L’amantzin se préparait à se rendre au temple au moment où le chasseur entrait dans le palais, Atoyac, curieux comme un véritable Indien qu’il était, n’avait pas, depuis la veille, quitté le grand-prêtre, afin d’assister à la seconde visite du médecin, visite qui, d’après ce qu’il avait vu déjà à la première, devait, dans sa pensée, être fort intéressante. Le chasseur retourna, accompagné de l’amantzin qui ne le quittait pas plus que son ombre, auprès des jeunes filles. Il acquit alors la certitude que doña Laura pouvait sans inconvénient supporter la fatigue d’un transport hors du palais des vierges du Soleil. La jeune fille, avec l’espoir d’une prompte délivrance, avait repris des forces, le mal qui la minait sourdement avait disparu comme par enchantement. Quant à Luisa, plus défiante, lorsque le grand-prêtre se fut retiré, car le chasseur avait exigé de demeurer seul avec les malades, elle dit au Canadien :

— Nous serons prêtes, quant vous l’ordonnerez, à vous suivre, Bon-Affût, mais à une condition.

— Comment ! à une condition ? se récria le chasseur.
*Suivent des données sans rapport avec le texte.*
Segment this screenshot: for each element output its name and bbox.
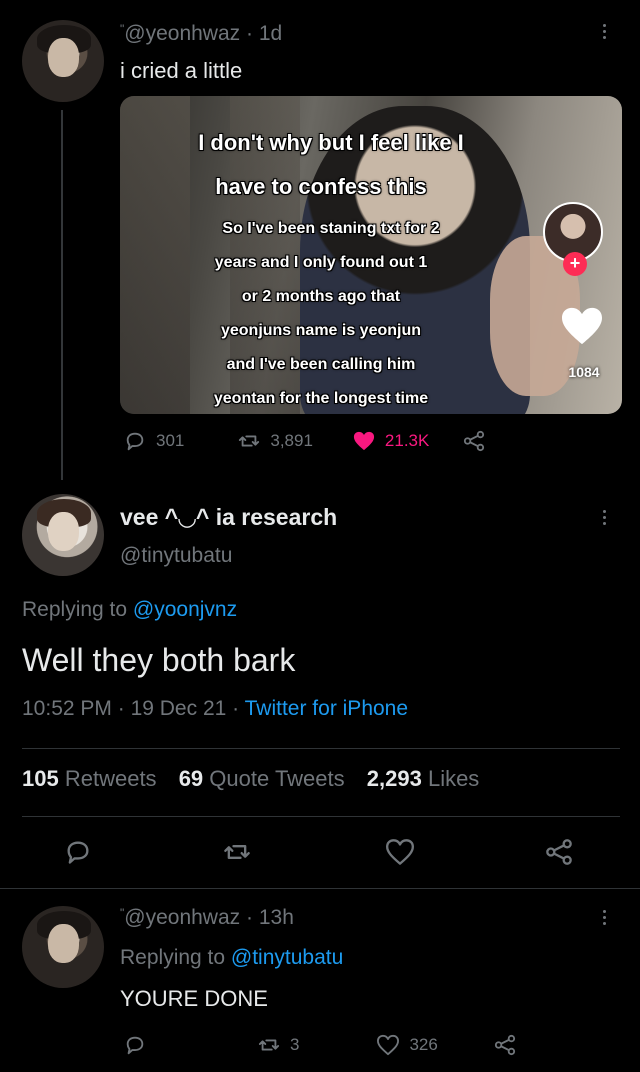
- reply-button[interactable]: [124, 1034, 146, 1056]
- tiktok-like-count: 1084: [568, 364, 600, 380]
- source-link[interactable]: Twitter for iPhone: [245, 697, 408, 720]
- share-button[interactable]: [463, 430, 485, 452]
- divider: [22, 816, 620, 817]
- reply-icon: [126, 1036, 144, 1055]
- share-icon: [546, 839, 572, 865]
- retweet-icon: [239, 435, 260, 447]
- heart-icon: [377, 1034, 400, 1056]
- tweet-header: "@yeonhwaz · 1d: [120, 22, 283, 45]
- divider: [22, 748, 620, 749]
- tweet-time[interactable]: 10:52 PM: [22, 697, 112, 720]
- caption-line: or 2 months ago that: [241, 288, 401, 305]
- tweet-text: YOURE DONE: [120, 986, 268, 1011]
- tweet-actions: 301 3,891 21.3K: [124, 430, 485, 452]
- user-handle[interactable]: @tinytubatu: [120, 544, 232, 568]
- caption-line: I don't why but I feel like I: [198, 130, 464, 155]
- tweet-time[interactable]: 13h: [259, 906, 294, 929]
- more-icon[interactable]: [601, 910, 607, 925]
- retweet-button[interactable]: 3,891: [238, 430, 313, 452]
- likes-stat[interactable]: 2,293 Likes: [367, 766, 480, 791]
- caption-line: yeonjuns name is yeonjun: [220, 322, 422, 339]
- retweet-button[interactable]: [223, 838, 251, 871]
- like-button[interactable]: [386, 838, 414, 871]
- quote-tweets-stat[interactable]: 69 Quote Tweets: [179, 766, 345, 791]
- caption-line: have to confess this: [215, 174, 427, 199]
- user-handle[interactable]: @yeonhwaz: [124, 906, 240, 929]
- display-name[interactable]: vee ^◡^ ia research: [120, 504, 337, 531]
- caption-line: So I've been staning txt for 2: [222, 220, 440, 237]
- heart-icon: [386, 839, 414, 865]
- like-button[interactable]: 21.3K: [353, 430, 429, 452]
- user-handle[interactable]: @yeonhwaz: [124, 22, 240, 45]
- reply-button[interactable]: 301: [124, 430, 184, 452]
- retweet-count: 3,891: [270, 431, 313, 450]
- caption-line: years and I only found out 1: [214, 254, 428, 271]
- caption-line: and I've been calling him: [226, 356, 416, 373]
- like-count: 21.3K: [384, 431, 430, 450]
- replying-to: Replying to @yoonjvnz: [22, 598, 238, 621]
- tweet-header: "@yeonhwaz · 13h: [120, 906, 294, 929]
- like-count: 326: [409, 1035, 438, 1054]
- avatar[interactable]: [22, 906, 104, 988]
- retweet-icon: [224, 845, 250, 859]
- caption-line: yeontan for the longest time: [213, 390, 429, 407]
- divider: [0, 888, 640, 889]
- share-icon: [464, 430, 485, 452]
- thread-line: [61, 110, 63, 480]
- video-thumbnail[interactable]: I don't why but I feel like I have to co…: [120, 96, 622, 414]
- tweet-meta: 10:52 PM · 19 Dec 21 · Twitter for iPhon…: [22, 697, 409, 720]
- share-button[interactable]: [494, 1034, 516, 1056]
- reply-button[interactable]: [64, 838, 92, 871]
- reply-target-link[interactable]: @tinytubatu: [231, 946, 343, 969]
- more-icon[interactable]: [601, 510, 607, 525]
- reply-count: 301: [156, 431, 185, 450]
- tweet-stats: 105 Retweets 69 Quote Tweets 2,293 Likes: [22, 766, 479, 792]
- follow-plus-icon: +: [563, 252, 587, 276]
- tweet-text: i cried a little: [120, 58, 243, 83]
- heart-icon: [562, 307, 602, 345]
- retweet-icon: [258, 1039, 280, 1051]
- share-icon: [494, 1034, 515, 1056]
- tweet-date[interactable]: 19 Dec 21: [131, 697, 227, 720]
- reply-icon: [126, 432, 144, 451]
- retweet-button[interactable]: 3: [258, 1034, 299, 1056]
- tweet-actions: 3 326: [124, 1034, 516, 1056]
- heart-filled-icon: [353, 431, 375, 451]
- avatar[interactable]: [22, 494, 104, 576]
- replying-to: Replying to @tinytubatu: [120, 946, 344, 969]
- share-button[interactable]: [545, 838, 573, 871]
- retweet-count: 3: [290, 1035, 300, 1054]
- like-button[interactable]: 326: [377, 1034, 438, 1056]
- avatar[interactable]: [22, 20, 104, 102]
- tweet-time[interactable]: 1d: [259, 22, 282, 45]
- tweet-text: Well they both bark: [22, 642, 296, 678]
- retweets-stat[interactable]: 105 Retweets: [22, 766, 157, 791]
- reply-target-link[interactable]: @yoonjvnz: [133, 598, 237, 621]
- reply-icon: [67, 841, 89, 864]
- more-icon[interactable]: [601, 24, 607, 39]
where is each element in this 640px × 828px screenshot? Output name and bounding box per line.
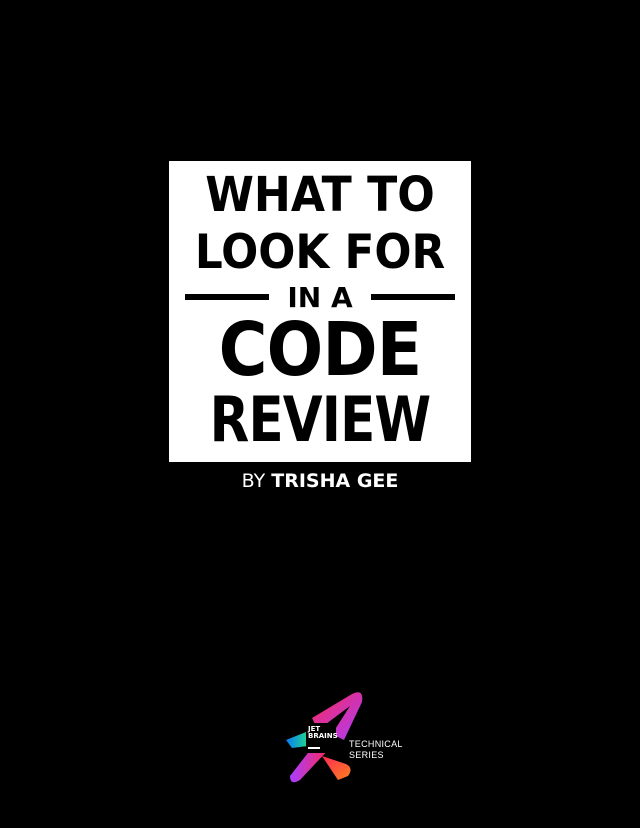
book-cover: WHAT TO LOOK FOR IN A CODE REVIEW BY TRI…: [0, 0, 640, 828]
title-line-5: REVIEW: [209, 383, 432, 456]
title-line-2: LOOK FOR: [194, 225, 446, 280]
title-line-4: CODE: [218, 307, 423, 393]
jetbrains-wordmark: JET BRAINS: [306, 723, 338, 753]
series-line-1: TECHNICAL: [349, 739, 403, 749]
byline-author: TRISHA GEE: [271, 470, 399, 492]
title-line-1: WHAT TO: [205, 167, 435, 223]
title-box: WHAT TO LOOK FOR IN A CODE REVIEW: [169, 161, 471, 462]
logo-name-line-2: BRAINS: [308, 732, 338, 740]
byline-by: BY: [241, 470, 266, 492]
title-rule-right: [371, 294, 455, 300]
logo-underline: [308, 747, 320, 749]
series-line-2: SERIES: [349, 750, 384, 760]
byline: BY TRISHA GEE: [0, 470, 640, 492]
technical-series-label: TECHNICAL SERIES: [349, 739, 403, 761]
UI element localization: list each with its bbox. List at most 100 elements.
Puis il ajouta mentalement : Qu’est-ce que cela signifie ? Rencontrerai-je donc des obstacles de tous les côtés ? Parlez, niña, reprit-il, je vous écoute.

— Pardonnez-moi ce que mes paroles auront de dur en apparence ; nous ne doutons pas de votre loyauté, Dieu nous en garde ! cependant…

— Vous vous méfiez de moi, interrompit le chasseur d’une voix chagrine. Du reste, je devais m’y attendre, vous me connaissez trop peu l’une et l’autre pour avoir foi en moi.

— Hélas ! dit doña Laura, tel est le malheur de notre position que, malgré nous, nous tremblons de rencontrer partout des traîtres.